Kwaagyadu was by now besides himself with annoyance and hunger.

He screamed! He hopped from tree-branch to tree-branch. But the more he became hysterical, the more determined Kakaweadwe was, to hang on to the nuts he’d got in his fist.

Eventually, Kakaweadwe began to doze off. But even then, he still wouldn’t let go of the nuts.

Kwaagyadu “timed” Kakaweadwe often and when he thought Kakaweadwe had fallen asleep, he tried to pry his arm away from the gourd. But it didn’t work. Of course, Kwaagyadu’s own antics did not help matters: he screeched so loudly in anger and frustration at Kakaweadwe that Kakaweadwe always managed to stir himself awake when sleep was threatening to steal him away!

This was a deadlock of epic proportions: it was as if “an unstoppable force” had met “an immovable object”!

The farmer took in the situation as soon as he got back into the farm. He threw a net over the head of Kakaweadwe and put him – with his hand still stuck in the gourd – under his arm and walked home with him. As he knew Kwaagyadu would do, Kwaagyadu hopped from tree to tree, not too far away, all the way to the farmer’s home.

The farmer entered the house.

Kwaagyadu hopped on to the roof of the house.

The farmer put Kakaweadwe and the gourd in a cage he had specially constructed.

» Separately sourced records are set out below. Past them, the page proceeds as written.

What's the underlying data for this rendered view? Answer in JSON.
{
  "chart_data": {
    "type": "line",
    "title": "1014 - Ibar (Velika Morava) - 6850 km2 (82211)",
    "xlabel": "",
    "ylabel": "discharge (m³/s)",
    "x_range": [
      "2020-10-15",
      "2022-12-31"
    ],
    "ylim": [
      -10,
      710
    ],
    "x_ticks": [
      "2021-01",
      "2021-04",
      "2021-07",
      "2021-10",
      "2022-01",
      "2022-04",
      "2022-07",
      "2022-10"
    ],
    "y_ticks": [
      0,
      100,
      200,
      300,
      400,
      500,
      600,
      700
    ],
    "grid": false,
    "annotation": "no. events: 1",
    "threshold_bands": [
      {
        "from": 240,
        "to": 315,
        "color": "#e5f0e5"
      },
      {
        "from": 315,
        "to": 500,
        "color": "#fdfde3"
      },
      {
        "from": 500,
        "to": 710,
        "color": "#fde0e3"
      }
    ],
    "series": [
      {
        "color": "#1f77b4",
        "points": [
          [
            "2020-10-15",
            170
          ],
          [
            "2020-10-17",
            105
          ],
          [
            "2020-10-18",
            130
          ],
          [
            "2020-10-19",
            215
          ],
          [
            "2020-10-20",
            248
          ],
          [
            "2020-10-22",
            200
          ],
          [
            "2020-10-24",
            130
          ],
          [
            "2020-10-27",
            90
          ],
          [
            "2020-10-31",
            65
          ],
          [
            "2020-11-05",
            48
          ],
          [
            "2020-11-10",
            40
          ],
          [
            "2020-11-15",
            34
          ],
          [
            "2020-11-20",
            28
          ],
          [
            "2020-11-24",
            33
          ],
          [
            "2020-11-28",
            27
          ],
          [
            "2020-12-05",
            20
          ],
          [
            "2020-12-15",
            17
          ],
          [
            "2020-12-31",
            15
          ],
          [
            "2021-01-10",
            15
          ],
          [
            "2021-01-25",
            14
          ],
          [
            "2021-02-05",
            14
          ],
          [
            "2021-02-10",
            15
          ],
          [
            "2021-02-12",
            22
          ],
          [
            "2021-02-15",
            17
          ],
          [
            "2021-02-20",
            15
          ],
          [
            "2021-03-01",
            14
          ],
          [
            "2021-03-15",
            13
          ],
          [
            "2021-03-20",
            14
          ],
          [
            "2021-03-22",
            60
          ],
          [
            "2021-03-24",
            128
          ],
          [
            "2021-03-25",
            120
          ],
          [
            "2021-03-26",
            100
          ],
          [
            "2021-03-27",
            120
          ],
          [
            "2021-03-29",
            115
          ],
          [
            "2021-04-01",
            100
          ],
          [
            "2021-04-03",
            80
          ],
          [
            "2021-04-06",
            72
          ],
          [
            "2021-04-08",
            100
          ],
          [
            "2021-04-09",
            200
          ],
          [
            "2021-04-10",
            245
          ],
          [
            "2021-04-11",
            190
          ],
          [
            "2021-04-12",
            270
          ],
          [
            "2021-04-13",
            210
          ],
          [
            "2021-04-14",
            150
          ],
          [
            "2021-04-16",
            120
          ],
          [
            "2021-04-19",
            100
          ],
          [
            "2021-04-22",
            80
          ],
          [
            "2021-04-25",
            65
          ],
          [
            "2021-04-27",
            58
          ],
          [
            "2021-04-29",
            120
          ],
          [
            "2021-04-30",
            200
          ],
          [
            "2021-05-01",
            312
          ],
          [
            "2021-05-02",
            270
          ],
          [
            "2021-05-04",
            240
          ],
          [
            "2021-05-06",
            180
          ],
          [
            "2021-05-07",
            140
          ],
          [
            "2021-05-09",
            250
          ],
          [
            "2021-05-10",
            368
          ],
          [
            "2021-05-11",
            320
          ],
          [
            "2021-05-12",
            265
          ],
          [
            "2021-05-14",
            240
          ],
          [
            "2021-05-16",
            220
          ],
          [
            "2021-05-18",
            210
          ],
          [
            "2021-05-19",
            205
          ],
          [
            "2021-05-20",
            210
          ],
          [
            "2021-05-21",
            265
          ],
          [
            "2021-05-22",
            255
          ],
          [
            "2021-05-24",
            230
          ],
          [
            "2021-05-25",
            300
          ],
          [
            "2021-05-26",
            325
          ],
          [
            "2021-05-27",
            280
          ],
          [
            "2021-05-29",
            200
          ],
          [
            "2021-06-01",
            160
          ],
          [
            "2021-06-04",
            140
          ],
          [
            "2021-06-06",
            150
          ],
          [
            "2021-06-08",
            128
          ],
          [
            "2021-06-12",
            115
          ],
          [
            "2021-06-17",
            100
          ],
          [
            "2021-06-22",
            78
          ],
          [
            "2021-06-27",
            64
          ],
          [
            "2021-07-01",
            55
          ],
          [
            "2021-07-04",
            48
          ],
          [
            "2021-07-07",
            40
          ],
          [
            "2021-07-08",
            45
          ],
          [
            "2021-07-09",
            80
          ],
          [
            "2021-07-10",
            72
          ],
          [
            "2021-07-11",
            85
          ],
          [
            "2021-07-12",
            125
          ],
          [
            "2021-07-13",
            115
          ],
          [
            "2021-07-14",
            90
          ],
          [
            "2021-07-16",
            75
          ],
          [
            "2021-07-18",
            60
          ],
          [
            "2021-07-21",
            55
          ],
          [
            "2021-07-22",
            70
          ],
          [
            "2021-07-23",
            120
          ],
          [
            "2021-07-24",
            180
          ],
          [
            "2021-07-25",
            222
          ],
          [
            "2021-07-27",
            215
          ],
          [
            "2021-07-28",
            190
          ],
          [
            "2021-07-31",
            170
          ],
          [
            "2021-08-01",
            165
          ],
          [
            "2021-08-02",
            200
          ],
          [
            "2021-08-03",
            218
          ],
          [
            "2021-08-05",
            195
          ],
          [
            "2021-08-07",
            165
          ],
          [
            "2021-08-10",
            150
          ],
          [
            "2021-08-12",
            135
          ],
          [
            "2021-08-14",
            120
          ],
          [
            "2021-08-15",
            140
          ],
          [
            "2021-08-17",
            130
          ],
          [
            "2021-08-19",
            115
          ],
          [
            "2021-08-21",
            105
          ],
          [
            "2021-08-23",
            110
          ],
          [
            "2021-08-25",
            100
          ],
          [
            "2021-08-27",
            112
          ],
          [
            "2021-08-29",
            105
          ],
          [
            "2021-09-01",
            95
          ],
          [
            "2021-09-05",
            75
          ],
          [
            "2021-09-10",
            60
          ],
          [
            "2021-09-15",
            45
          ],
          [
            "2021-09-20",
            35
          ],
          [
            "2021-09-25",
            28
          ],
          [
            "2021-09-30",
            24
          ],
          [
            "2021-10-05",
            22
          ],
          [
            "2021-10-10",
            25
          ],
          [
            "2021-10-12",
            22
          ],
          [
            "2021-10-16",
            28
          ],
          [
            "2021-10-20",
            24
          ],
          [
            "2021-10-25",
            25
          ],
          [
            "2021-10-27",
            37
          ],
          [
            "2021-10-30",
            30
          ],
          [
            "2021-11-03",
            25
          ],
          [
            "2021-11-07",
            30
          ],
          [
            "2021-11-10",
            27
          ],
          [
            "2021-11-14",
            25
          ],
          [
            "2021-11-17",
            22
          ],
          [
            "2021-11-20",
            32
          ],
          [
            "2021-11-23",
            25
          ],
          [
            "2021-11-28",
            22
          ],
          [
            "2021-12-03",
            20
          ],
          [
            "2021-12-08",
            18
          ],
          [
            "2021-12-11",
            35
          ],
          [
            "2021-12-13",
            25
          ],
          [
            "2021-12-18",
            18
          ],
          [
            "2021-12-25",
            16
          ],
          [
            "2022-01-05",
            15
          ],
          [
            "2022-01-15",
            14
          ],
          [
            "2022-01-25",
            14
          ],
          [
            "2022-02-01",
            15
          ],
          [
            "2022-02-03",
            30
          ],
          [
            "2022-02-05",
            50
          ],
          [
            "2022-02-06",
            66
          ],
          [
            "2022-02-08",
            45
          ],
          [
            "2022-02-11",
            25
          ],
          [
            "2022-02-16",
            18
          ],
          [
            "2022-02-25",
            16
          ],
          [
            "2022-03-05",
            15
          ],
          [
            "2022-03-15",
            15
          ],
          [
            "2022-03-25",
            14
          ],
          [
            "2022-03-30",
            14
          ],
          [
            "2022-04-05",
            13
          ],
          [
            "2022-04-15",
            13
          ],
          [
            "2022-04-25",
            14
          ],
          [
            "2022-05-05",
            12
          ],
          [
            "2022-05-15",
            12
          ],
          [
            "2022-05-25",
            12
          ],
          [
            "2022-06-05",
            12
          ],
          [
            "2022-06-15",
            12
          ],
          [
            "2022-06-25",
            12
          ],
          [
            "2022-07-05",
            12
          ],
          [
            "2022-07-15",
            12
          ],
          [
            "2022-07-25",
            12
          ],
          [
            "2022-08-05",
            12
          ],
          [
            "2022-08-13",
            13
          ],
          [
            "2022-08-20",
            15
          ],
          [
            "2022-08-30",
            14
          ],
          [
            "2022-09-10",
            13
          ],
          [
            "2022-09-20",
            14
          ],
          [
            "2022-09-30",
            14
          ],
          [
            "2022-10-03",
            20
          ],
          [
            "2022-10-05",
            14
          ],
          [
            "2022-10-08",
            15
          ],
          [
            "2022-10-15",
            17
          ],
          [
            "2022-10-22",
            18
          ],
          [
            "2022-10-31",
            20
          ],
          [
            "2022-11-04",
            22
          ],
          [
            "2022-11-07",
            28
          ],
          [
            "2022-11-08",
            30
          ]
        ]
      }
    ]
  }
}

Kakaweadwe screeched hard. But he wouldn’t open his fist. So his hand continued to be stuck in the gourd.

Kwagyadu screeched from the rooftop – in mock sympathy. In the night, Kwaagyadu managed to creep close to Kakaweadwe and the gourd, to see whether he could take Kakaweadwe’s hand out. But the farmer had anticipated this and set a trap for Kwaagyadu. It sprang into action and Kwaagyadu too was caught!

The farmer put Kwaagyadu into another cage; He left the two monkeys on his veranda for the children of the village to come and look at them.

Some children stayed all day to watch Kakaweadwe with his hand stuck in the gourd, and Kwaagyadu making monkey noises which translated as, “You say you are selfish and won’t allow me to eat some of the groundnuts. Now, see where you have got both of us.”

The children who came to look at the two monkeys were supposed to learn from the monkeys’ plight that it is better to share things than fight over them.

But did they learn that lesson?

I don’t think they did – for the world is still full of selfishness, greed, insensitivity and all manner of anti-social evils.

People can even destroy rivers from which their own kith and kin derive their drinking water, in order that they might get gold from the sand and gravel in the rivers and streams. This evil is called galamsey.

It is a marvel which can never be explained – not until the world ends, I guess. By then, we in Ghana shall be in a worse mess than Kakaweadwe and Kwaagyadu!